The small dog sledding community in Oregon connected the Wilson family to the Scdoris family in the 2010s. Her parents, both involved with the sport, lived and worked with Scdoris when Wilson was a baby. In fact, Wilson took her first steps in the Scdoris family’s dog yard.

Josh and Kyra Wilson play with their dogs, Mint and Sara, at their house in Forest Lakes on Saturday. Josh, a former dog musher, is excited to see his daughter’s interest in the sport.

“She (Kara) hasn’t seen Rachael since she was a baby,” said Josh Wilson, Kyra’s father. “This (race) is kind of like bringing it back around again.”

Then, when she was only 10 days old, “baby Kyra” was on a glacier in Alaska visiting her father, a former dog musher, at a dog camp where he was training his own team.

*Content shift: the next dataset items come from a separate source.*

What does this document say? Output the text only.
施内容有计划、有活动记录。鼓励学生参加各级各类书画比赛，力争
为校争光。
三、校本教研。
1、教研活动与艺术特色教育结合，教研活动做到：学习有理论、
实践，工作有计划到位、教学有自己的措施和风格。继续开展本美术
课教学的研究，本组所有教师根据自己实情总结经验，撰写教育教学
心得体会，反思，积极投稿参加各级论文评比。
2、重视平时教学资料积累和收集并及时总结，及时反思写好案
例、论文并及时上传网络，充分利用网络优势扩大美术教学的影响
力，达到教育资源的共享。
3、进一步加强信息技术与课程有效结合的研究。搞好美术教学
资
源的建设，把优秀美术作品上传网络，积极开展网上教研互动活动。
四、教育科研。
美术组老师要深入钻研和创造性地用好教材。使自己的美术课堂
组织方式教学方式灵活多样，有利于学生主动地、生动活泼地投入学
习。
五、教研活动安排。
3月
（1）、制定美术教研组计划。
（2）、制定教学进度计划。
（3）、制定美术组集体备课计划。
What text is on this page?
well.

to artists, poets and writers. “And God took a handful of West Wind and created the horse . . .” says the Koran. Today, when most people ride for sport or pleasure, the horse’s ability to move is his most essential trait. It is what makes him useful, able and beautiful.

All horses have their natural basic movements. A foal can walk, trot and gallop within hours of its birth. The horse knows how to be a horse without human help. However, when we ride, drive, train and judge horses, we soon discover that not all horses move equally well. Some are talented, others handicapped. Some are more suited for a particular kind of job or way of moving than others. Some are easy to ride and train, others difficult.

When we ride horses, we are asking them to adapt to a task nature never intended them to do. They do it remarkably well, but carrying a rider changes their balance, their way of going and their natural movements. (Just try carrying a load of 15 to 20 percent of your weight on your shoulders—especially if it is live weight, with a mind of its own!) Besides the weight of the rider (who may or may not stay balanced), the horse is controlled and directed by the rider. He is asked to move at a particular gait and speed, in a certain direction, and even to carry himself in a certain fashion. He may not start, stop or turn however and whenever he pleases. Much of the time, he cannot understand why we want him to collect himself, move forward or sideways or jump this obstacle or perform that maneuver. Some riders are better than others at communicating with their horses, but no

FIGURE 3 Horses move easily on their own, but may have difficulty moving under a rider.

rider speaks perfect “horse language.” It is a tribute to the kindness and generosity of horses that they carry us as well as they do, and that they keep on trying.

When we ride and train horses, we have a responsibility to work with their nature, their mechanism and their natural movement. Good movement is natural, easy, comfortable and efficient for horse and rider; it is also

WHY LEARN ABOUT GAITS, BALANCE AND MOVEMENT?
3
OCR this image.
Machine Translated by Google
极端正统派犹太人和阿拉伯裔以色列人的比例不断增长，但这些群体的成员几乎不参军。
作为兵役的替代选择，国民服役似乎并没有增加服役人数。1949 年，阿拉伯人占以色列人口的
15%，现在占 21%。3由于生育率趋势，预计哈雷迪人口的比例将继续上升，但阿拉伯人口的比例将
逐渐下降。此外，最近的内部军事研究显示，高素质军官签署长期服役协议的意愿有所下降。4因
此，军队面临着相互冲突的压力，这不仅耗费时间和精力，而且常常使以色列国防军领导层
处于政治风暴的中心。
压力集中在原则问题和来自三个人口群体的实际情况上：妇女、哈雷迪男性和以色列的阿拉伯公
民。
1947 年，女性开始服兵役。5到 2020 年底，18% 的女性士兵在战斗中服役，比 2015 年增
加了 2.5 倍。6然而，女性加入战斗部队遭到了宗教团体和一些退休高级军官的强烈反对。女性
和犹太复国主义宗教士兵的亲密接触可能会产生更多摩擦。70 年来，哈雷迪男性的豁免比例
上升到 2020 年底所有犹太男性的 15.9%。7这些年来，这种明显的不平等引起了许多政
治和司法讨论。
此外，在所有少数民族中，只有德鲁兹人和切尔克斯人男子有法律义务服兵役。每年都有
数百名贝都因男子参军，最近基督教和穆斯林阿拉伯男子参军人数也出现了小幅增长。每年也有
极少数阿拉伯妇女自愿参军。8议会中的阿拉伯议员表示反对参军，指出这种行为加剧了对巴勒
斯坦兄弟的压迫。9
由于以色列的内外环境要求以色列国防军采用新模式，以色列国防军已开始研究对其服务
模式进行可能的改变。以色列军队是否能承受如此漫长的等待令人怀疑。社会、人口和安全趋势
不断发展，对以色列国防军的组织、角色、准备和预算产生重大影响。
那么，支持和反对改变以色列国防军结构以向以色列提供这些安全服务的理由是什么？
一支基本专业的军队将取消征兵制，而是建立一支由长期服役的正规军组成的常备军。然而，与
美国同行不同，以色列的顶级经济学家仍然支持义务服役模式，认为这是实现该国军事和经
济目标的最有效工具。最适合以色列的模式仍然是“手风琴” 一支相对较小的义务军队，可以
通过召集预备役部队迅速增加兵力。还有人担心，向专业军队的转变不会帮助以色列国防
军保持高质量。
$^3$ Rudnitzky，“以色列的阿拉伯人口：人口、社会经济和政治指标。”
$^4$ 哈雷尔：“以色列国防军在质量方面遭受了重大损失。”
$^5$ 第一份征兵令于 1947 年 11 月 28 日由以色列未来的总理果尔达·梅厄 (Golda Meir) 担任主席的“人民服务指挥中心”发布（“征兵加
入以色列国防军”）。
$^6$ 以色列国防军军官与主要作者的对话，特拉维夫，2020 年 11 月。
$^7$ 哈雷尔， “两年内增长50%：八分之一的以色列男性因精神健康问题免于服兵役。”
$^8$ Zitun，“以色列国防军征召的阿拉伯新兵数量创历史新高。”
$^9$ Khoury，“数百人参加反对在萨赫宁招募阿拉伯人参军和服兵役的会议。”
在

“It sort of brings me closer to what he used to do,” Kyra said.

Josh no longer trains dogs, but he remembers the connections he used to forge with his team and the exciting lurch when the sled dogs take off for the first time.

“I’m really happy that she’s doing this,” he said. “She’s the animal person, too, so she’s the one that has really been interested in it.”

Kyra doesn’t anticipate attempting a 300-mile race of her own anytime soon. She is more interested in microorganisms, medicine and art. But she enjoys dog sledding in part because of her love for animals.

“I think they’re kind of like mini-people but a lot more furry,” Kyra said. “They have a mind of their own, and they can be really interesting sometimes.”